Are More Millennials Working in the Gig Economy?

The recent report indicates that Baby Boomers are doing better than other generations in the gig economy. However, that doesn’t necessarily mean that they make up a majority of the side hustle workforce. CBS News reports that nearly half of all working millennials have engaged in gig work for extra income. In contrast, less than 40% of Gen X and barely more than one quarter of Baby Boomers have taken gigs.

Gig Economy Differences Between the Generations

Members of Gen Z, Gen X, Millennials, and Baby Boomers are participate in the gig economy. Therefore, the question might not be who is doing the work but rather what’s the difference between their experiences. Fortune reports on twokey findings:

  • Baby Boomers often take gig jobs for better work-family balance. In contrast, younger generations seek to make more money with gigs as a “second job.”
  • Baby Boomers are most affected by, and worried about, the lack of benefits that come with working in the gig economy.

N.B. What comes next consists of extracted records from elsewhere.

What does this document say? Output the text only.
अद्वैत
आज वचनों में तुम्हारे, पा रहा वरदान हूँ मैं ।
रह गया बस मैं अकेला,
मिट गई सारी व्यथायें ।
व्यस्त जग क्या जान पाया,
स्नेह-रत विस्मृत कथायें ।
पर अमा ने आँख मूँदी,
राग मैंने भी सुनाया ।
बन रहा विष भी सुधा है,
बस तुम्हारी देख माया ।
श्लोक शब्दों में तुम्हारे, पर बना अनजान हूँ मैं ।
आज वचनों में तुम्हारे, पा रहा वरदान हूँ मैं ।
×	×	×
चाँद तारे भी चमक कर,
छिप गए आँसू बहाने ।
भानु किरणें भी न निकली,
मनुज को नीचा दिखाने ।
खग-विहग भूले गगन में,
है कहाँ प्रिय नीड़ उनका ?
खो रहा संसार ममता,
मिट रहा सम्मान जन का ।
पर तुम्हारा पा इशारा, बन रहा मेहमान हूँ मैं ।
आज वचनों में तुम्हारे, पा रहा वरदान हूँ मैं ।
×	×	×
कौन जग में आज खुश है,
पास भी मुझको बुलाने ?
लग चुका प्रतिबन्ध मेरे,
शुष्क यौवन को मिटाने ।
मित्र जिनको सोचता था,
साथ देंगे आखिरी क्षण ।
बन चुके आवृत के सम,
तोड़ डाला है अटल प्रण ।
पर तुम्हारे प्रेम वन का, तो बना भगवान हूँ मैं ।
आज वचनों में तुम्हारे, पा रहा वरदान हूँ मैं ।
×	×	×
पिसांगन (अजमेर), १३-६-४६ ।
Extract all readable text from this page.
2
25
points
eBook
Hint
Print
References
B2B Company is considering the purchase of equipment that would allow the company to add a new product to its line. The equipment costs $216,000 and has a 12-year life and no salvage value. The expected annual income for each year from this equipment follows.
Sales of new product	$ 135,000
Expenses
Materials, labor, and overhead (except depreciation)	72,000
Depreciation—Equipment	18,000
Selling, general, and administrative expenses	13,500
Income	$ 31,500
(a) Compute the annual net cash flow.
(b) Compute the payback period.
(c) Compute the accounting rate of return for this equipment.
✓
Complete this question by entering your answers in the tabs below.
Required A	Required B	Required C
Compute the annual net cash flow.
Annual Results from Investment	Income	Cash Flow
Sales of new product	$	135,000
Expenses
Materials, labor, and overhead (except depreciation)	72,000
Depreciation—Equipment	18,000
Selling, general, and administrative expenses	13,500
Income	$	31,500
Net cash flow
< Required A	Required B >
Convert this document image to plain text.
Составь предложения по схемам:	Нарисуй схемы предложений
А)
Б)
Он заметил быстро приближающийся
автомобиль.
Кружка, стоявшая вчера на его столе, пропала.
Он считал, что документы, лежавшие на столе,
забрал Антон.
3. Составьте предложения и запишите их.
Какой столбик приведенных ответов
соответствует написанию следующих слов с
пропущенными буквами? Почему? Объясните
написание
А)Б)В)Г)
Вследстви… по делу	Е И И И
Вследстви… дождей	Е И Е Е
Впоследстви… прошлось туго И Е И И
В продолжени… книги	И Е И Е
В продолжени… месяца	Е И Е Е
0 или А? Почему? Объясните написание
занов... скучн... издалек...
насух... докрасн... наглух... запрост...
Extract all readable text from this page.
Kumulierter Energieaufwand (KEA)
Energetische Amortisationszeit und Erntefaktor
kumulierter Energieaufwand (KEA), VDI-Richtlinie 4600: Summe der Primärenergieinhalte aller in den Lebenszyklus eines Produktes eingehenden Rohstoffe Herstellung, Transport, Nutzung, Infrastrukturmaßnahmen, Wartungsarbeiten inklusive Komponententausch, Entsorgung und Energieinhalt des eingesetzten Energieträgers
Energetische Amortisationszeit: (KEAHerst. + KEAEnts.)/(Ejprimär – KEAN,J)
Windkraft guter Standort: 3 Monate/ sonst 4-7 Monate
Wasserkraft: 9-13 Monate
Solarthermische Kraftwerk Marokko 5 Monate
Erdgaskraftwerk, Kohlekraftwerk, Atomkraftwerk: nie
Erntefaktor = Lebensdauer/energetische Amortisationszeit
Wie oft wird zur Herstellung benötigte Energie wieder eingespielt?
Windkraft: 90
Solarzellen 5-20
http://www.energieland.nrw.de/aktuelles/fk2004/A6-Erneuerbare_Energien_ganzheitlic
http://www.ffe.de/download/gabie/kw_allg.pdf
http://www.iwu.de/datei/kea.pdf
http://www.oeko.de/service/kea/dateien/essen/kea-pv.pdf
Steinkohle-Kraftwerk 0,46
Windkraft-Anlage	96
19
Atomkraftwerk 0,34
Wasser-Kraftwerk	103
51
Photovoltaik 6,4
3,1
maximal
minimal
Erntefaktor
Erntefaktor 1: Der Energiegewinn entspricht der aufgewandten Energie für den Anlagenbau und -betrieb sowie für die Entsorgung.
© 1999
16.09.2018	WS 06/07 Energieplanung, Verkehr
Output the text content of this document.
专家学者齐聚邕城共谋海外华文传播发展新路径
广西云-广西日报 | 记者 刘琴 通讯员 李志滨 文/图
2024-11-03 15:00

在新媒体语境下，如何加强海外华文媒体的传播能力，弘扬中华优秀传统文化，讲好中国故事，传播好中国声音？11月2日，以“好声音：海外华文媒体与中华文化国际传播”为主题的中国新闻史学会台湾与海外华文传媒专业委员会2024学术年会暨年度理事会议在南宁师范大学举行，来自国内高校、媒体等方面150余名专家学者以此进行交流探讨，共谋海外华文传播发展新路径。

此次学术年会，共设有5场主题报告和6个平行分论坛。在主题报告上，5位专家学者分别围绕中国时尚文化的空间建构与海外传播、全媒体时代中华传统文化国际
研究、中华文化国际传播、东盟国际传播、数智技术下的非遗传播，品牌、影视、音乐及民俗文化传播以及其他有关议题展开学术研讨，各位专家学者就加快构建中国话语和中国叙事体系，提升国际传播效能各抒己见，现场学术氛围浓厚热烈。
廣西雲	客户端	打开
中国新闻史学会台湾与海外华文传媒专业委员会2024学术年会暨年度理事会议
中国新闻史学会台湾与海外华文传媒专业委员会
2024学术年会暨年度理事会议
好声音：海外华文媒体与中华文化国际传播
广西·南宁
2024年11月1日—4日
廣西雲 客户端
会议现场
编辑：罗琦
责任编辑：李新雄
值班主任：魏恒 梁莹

Deloitte Insights adds some additional information:

  • Millennials in the gig economy often rely on others (such as parents) to help pay some of their expenses. Those who choose the gig economy over a traditional job (instead of in addition to it as a side income) make less than their full-time employed peers.
  • Whereas Baby Boomers tend to get physical gig jobs, millennials often get jobs in admin and the arts. That said, maintenance is also high on the millennial gig list.

It’s also important to recognize that there are many different types of gig work. Some people participate mostly in the sharing economy (driving for Lyft, for example). In contrast, others take contract work in offices or do freelance jobs. The generations may vary in their job choices as well as their reasons for joining the gig economy.